Inclusion of
Hazzard’s novel pleases me. Like Christina Stead, another of my favorite
novelists, she was born in Australia but lead a cosmopolitan life, eventually
becoming an American citizen. I’ve just found an interview Hazzard gave to
Catherine Rainwater and William J. Scheick that was published in 1983 Texas Studies in Literature and Language.
Asked “What do you most want your readers to get from your fiction?” she
replies: “I want them to have pleasure,” which she follows with this:
“Of course a
writer has responsibility. One can’t allow oneself to be led into
self-indulgence, self-exorcising, and so on. The writer’s responsibility is to
his or her best self; that is the same, I think, as responsibility to readers.”
Pleasure
seems to have become a dirty word when it comes to reading. Perhaps it’s our
lingering Puritan streak. Too many books are stridently preachy, which is never
pleasant, or selfishly “experimental.” In either case, the reader’s welfare is
disregarded. A writer has no business trying to convert his readers to
anything. Hazzard impresses me as a thoughtful, formidably well-read writer who
never shows off. Her sensibility is thoroughly bookish without being pedantic.
Here are several other good bits pulled from the interview:
“I feel
strong sympathies with other centuries, not least with ancient writers, with
poets of the Renaissance, the seventeenth, the eighteenth century. If I were to
choose one nineteenth- century work that gives me more sheer delight than
another, it would probably be Byron’s Don
Juan, far from the American academic perception of a typical
nineteenth-century work, yet stemming from very definable traditions as well as
undefinable genius.”
“The
eighteenth century is very fine on the transience of things. There is also the
Renaissance, beautiful treatment of the theme in Dante, Petrarch, Cavalcanti.
Or in Horace, in Virgil. Above all, perhaps, in Leopardi. It seems to me that ‘Progress’
intimidated writers somewhat about dwelling on the past. Modern writers tend to
treat the immediate events and the thoughts present in their minds, rather than
their retrospective impressions.

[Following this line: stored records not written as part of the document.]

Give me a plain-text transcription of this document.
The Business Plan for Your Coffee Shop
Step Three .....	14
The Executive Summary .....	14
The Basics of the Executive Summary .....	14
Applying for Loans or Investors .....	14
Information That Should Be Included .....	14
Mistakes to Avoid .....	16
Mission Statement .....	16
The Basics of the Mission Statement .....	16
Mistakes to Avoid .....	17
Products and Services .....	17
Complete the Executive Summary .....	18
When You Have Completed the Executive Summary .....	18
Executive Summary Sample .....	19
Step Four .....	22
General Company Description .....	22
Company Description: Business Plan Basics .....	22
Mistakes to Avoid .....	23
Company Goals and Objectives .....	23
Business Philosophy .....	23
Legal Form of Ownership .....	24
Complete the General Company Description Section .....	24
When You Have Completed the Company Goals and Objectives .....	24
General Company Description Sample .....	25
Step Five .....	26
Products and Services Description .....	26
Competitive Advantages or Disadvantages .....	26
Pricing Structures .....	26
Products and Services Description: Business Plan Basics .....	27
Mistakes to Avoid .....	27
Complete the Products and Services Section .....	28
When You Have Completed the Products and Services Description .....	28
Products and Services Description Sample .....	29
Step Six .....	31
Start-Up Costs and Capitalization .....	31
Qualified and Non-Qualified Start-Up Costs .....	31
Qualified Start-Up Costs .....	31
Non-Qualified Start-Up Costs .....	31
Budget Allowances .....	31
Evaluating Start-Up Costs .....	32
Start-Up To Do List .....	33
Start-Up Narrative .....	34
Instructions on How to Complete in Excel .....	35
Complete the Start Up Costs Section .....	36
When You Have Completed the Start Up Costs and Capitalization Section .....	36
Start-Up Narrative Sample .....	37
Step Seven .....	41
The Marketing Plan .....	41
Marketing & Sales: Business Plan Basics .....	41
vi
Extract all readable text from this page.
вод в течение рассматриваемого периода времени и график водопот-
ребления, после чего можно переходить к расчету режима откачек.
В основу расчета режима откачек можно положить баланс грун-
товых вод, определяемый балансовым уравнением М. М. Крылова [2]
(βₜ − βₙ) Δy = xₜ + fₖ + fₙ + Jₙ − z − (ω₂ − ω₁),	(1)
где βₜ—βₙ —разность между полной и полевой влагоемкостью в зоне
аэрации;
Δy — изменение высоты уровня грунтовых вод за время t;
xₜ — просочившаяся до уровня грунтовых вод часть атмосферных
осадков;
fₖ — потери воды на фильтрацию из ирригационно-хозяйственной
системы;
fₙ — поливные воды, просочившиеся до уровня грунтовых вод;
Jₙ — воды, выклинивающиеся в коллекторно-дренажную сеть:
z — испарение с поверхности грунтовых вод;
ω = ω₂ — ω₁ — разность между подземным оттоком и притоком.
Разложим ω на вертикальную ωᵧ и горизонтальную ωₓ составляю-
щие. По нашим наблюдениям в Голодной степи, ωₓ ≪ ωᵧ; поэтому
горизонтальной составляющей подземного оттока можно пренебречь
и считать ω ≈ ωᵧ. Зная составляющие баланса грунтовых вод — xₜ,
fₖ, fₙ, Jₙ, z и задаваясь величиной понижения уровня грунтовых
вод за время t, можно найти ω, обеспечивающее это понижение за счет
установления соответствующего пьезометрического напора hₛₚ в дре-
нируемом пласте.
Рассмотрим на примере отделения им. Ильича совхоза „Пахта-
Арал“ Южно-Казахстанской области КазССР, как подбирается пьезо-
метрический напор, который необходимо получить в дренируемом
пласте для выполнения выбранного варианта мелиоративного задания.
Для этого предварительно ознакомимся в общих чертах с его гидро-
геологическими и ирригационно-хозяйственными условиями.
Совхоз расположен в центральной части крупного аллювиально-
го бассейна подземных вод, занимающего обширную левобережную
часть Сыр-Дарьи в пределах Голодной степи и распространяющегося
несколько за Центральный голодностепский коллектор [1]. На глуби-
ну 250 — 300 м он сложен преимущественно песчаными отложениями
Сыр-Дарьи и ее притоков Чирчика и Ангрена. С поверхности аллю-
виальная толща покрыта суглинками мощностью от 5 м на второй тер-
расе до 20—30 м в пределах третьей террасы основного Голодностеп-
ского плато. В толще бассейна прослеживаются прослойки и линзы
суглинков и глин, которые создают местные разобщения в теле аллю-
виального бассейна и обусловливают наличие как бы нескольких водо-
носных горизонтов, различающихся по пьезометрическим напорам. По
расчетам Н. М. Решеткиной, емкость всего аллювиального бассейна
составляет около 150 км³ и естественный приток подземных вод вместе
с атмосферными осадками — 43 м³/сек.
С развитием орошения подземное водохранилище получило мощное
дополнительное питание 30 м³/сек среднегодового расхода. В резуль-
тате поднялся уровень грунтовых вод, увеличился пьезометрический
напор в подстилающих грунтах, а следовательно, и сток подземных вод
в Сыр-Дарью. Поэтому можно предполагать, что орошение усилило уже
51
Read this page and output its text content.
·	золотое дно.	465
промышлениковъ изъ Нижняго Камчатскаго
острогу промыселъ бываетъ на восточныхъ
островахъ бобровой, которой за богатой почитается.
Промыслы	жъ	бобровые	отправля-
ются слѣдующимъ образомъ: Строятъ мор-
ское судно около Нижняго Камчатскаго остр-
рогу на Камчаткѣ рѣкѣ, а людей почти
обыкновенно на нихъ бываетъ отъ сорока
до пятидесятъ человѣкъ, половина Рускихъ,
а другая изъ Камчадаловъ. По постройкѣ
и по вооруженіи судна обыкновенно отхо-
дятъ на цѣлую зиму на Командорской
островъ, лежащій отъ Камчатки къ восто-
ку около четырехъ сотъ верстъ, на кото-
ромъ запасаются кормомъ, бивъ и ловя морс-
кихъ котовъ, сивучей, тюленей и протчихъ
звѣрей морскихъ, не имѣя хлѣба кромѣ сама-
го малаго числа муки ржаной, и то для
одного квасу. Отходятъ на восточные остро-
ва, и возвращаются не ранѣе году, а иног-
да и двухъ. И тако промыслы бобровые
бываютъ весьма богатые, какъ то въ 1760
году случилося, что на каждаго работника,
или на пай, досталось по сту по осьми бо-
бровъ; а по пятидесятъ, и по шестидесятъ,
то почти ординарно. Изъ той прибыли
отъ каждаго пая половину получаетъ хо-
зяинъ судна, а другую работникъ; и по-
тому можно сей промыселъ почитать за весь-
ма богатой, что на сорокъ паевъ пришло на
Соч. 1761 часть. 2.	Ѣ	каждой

There is even an often gimmicky, I think,
predilection for the present tense in current fiction.”
“The ideal
reader, if he or she exists, would be simply a person who understood without
having explanations and who recognized the writer’s intention in the words and
phrases intuitively. (By intuition I mean a synthesis of intelligence,
understanding, wit, instinct, and above all the ear for the sound of meaning).”
After citing
Herzog, Muriel Spark's Memento Mori. William Maxwell's So Long, See You Tomorrow
and Graham Greene’s Heart of the Matter, Hazzard says: "However, I try to stress again, poetry has
been the stronger influence. And of course, all writings that have interested
me: Seneca, Gibbon, Doctor Johnson, etc.”
Hazzard is
no creampuff. When asked “Do you have an opinion on what contemporary women novelists
with a specifically feminist consciousness might be contributing to the art of
fiction?” she answers:
“No: I don’t
care if it’s male, female, or Tiresias. The only thing that matters is the
quality. When I feel a message is being smuggled through the lines (sic), I feel with Horace: Quodcumque ostendis mihi sic, incredulous odi.”
3 comments:
"Pleasure seems to have become a dirty word when it comes to reading. Perhaps it's our lingering Puritan streak." Sigh. The stereotype of the stern, pleasure-hating, sour, dour Puritan dies hard.
As for pleasure - it is, of course, the first and best reason for reading. Always.
Patrick,
Have you read Joseph Epstein's short story based on his relationship with David Myers? Like you, I admire Epstein's work greatly, but this story disgusted me. I forget the name of the story; it was published in Standpoint several months ago and can be accessed on the Standpoint site.
I read your blog first thing every morning and enjoy it immensely.
-- Joel Gershowitz
Much as it pains me every time that you reveal your contempt for Philip K. Dick, you ascend new heights with your appreciation for Fat City, a book I return to regularly. I can think of few better modern American novels. Why Gardner never wrote another is a great bafflement and an even greater loss.